A recent editorial by critics of the Legislature dismissed in a pen stroke the entire work of the Legislature's special session, by throwing out the proverbial baby with the bath water. Working long hours, much good was accomplished despite the criticism.
We were accused of making "a lot of sausage." Here's what we actually did:
Public Employees Retirement: Regarding the..."6.7 billion" referred to, BOTH chambers passed Senate Bill 141, privatizing and establishing market-oriented conditions for the state retirement system. This would be viewed by anyone except left-leaning writers as a forward thinking, revolutionary way of addressing the huge financial problem Alaska faces. The false premise this system was based on--that the number of retirees wouldn't quickly escalate--now haunts us. Should we let this bleed us to death or simply apply a band-aid? We chose a tourniquet. This was truly an example of the House and Senate working cooperatively to gain control of a looming disaster.
Workers Compensation: According to these same editorialists, the Senate and Governor were victorious in a "hard-won, ugly, but decisive victory...over the House" to pass a flawed bill. This negative observation is false. Once more, they employed an old tactic, that if you repeat false information often enough, many will eventually think it's true. Could the bill have been better? Yes. However, the House and Senate once more cooperated to find a solution, even if imperfect, to out-of-control comp rates.
We were again accused of making complex decisions on retirement and workers comp legislation "behind closed doors." I insist the nameless critics step forward and reveal who their Deep Throat, or source of information is. If there were closed meetings, say a discussion in the Legislative lounge, the hallways, the restrooms, I can assure you no "deals" were cut. Do we discuss major issues wherever we gather? Of course, we're human. We're not a sequestered jury forbidden from discussing the "case" with anyone who will listen. Unnamed writers who hide behind the flag of their paper are far more secretive than we in the Juneau fishbowl.

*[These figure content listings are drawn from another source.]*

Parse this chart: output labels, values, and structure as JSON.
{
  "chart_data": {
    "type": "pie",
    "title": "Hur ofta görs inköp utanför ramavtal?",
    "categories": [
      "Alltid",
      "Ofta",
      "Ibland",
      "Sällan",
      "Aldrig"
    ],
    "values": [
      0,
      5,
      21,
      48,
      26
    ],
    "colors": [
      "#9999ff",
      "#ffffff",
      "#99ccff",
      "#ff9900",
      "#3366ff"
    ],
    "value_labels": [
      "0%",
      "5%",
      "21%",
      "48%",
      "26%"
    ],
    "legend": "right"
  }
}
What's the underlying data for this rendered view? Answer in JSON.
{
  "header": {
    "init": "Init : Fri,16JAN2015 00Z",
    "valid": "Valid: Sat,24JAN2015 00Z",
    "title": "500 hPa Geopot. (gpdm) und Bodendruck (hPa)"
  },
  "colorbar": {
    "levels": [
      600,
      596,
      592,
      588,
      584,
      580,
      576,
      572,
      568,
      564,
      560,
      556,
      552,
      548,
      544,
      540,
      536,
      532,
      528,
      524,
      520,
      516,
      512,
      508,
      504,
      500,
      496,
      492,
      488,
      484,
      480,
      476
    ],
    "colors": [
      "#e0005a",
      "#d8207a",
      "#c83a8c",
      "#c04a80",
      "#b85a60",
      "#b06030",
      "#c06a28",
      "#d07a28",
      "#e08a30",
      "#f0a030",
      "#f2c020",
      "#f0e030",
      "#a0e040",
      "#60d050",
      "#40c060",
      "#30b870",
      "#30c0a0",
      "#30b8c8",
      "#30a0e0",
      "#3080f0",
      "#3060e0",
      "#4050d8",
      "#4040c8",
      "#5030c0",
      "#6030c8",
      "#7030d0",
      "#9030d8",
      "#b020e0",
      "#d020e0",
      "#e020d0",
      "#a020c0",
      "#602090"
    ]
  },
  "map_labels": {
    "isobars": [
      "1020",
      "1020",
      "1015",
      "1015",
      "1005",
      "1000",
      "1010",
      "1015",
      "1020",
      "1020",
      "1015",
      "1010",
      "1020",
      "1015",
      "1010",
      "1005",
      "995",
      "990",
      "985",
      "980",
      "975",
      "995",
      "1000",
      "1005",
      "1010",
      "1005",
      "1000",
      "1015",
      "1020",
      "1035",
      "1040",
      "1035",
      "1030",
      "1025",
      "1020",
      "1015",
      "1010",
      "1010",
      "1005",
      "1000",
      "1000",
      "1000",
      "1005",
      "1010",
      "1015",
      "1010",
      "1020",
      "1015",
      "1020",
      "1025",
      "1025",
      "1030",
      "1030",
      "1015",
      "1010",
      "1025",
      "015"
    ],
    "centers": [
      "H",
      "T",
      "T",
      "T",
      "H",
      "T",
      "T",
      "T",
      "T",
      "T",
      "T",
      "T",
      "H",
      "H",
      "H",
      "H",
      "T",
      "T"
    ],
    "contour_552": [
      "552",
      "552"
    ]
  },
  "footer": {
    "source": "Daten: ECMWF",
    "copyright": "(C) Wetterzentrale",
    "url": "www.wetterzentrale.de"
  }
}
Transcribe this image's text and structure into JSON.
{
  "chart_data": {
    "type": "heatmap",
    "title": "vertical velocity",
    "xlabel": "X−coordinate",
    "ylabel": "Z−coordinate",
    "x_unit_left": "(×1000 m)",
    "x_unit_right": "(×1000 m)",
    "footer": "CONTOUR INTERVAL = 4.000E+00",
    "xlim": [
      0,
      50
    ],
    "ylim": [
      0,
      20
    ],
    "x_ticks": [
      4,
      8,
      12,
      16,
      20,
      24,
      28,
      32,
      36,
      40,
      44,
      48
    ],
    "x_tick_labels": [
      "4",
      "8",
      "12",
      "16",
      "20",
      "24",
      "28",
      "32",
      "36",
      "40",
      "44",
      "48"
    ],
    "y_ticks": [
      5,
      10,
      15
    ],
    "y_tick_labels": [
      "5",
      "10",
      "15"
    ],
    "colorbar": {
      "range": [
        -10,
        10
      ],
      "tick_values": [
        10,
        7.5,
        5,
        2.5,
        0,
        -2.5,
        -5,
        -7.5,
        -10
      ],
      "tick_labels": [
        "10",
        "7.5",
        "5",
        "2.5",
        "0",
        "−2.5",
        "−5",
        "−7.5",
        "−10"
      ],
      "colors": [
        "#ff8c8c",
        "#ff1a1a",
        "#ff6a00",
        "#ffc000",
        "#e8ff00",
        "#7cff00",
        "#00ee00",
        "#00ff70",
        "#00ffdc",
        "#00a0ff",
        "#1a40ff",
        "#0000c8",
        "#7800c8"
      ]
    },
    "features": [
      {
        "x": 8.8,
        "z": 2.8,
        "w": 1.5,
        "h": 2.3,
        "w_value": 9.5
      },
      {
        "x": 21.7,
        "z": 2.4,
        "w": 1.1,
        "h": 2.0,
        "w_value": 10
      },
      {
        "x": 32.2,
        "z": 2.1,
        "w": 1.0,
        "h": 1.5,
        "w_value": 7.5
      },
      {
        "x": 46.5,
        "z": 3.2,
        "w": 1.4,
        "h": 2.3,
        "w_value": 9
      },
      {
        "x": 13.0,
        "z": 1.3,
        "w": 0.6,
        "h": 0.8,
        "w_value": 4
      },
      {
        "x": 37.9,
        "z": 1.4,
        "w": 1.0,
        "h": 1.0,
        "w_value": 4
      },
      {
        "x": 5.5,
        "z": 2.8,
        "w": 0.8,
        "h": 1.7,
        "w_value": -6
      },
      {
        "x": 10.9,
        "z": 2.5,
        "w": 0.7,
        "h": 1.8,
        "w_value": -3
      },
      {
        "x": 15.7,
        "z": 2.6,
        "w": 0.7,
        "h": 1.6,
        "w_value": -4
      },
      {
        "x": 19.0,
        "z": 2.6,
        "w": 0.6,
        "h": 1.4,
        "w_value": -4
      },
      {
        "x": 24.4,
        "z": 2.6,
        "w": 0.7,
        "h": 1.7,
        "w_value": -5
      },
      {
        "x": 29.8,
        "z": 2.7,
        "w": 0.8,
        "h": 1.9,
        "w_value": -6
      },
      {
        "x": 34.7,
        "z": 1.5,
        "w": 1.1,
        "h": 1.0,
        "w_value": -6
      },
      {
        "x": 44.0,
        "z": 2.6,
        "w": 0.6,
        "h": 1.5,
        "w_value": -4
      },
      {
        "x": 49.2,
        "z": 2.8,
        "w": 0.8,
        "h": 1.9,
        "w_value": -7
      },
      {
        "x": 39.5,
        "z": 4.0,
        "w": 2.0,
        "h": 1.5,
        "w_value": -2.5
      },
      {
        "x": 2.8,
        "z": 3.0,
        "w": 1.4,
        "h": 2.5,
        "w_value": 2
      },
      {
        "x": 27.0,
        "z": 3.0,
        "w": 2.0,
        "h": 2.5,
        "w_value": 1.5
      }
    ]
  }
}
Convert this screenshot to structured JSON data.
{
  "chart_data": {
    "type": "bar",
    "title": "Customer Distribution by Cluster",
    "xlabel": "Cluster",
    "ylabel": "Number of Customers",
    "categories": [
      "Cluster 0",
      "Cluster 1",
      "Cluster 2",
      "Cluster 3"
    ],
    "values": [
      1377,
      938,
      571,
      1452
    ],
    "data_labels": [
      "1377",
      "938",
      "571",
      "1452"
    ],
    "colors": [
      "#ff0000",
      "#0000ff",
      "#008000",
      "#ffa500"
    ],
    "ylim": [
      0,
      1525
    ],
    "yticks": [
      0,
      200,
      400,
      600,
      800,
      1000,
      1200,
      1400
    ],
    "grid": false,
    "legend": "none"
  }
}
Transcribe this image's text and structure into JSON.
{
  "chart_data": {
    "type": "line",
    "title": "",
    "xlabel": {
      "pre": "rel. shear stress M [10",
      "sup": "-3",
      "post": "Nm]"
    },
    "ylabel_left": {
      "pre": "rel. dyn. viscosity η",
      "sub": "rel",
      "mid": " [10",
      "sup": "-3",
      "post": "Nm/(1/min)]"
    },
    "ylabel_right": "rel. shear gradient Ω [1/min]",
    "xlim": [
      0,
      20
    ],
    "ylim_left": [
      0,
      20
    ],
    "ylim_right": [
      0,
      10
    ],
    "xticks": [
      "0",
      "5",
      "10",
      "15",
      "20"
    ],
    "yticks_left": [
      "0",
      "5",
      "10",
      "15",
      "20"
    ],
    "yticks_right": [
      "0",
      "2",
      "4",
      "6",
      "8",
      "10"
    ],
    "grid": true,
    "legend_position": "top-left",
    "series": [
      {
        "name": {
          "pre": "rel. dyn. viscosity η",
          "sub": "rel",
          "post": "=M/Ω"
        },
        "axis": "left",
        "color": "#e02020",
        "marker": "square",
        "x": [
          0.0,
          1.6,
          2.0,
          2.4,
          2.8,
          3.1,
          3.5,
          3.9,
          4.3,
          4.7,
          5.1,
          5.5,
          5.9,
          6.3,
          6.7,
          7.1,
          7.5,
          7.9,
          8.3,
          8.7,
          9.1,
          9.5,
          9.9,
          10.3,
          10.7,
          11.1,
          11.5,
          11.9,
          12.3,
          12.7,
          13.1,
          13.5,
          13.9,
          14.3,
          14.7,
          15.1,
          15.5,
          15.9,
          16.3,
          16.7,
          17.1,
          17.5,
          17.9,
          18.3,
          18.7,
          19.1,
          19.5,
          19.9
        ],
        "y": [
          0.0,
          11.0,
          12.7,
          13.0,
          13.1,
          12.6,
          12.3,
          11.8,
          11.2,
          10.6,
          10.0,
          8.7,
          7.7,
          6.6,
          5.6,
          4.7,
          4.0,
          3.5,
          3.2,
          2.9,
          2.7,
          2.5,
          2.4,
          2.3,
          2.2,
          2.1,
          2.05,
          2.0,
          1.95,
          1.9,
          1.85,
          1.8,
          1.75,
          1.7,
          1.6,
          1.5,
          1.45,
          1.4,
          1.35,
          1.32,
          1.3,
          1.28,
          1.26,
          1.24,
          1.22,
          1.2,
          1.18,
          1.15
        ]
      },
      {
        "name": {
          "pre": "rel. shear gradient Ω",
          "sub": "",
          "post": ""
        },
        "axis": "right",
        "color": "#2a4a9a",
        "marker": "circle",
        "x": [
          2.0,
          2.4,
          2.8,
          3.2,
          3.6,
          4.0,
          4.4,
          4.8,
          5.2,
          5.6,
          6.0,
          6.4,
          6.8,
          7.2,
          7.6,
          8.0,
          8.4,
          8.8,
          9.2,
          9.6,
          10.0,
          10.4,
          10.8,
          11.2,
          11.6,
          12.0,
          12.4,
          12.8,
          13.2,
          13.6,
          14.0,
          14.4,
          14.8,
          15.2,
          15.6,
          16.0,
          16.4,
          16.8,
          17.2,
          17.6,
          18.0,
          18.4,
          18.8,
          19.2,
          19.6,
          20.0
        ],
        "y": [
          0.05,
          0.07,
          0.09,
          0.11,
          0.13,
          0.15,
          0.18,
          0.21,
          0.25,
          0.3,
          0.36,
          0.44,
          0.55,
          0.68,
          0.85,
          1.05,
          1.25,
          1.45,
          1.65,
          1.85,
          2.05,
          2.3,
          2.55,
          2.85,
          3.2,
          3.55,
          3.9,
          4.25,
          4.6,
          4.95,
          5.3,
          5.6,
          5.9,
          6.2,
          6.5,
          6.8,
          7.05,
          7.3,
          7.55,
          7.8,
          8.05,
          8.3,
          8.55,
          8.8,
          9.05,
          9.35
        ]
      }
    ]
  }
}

When the claim was made, "the worker's comp and retirement bills didn't rouse much public passion," again I ask, how was this arrived at? Where were these clandestine writers when union representatives, school teachers and lobbyists were parading through our Juneau office's every day? I look these people square in the eye, listen to them, read their letters, take their calls and then respond though a very open and public action in committee meetings and the House Floor. I have often wondered why some editorialists won't even sign their pieces.
Even when a backhanded compliment is tossed our way, the quibblers get it wrong. They wrote "Money to begin the UAA Integrated Sciences Facility? We'd be better off with the whole allocation, but $21.6 million is a lot better than last year's zero." Didn't they do their homework? The University asked for $21.6 million this year and will ask for the remainder when needed later. We gave them exactly what they requested. If we had given UAA more than $21.6 million, I can just imagine the outrage, and rightly so. Will this error be corrected? If I were a betting man, I wouldn't put money on it.
Was this the Legislature's best ever session in terms of fiscal responsibility and reigning in spending? No. But was it the dark, mysterious workings of devious politicians churning out unpalatable sausages as portrayed by the referenced nameless, faceless editorial staff? Absolutely not.
There is one notion critics have brought up I agree with. Editorialists opined "The Legislature failed to save some of the surplus." Yes, we have been rescued again by high oil prices, but cannot as responsible stewards of our resources continue to spend our surpluses. We should instead make our priority downsizing government, encouraging privatization, and creating a favorable business climate. Much work remains, but it should be aided by an unbiased, objective media.
Rep. Vic Kohring serves Wasilla and the Mat-Su in the Alaska State Legislature.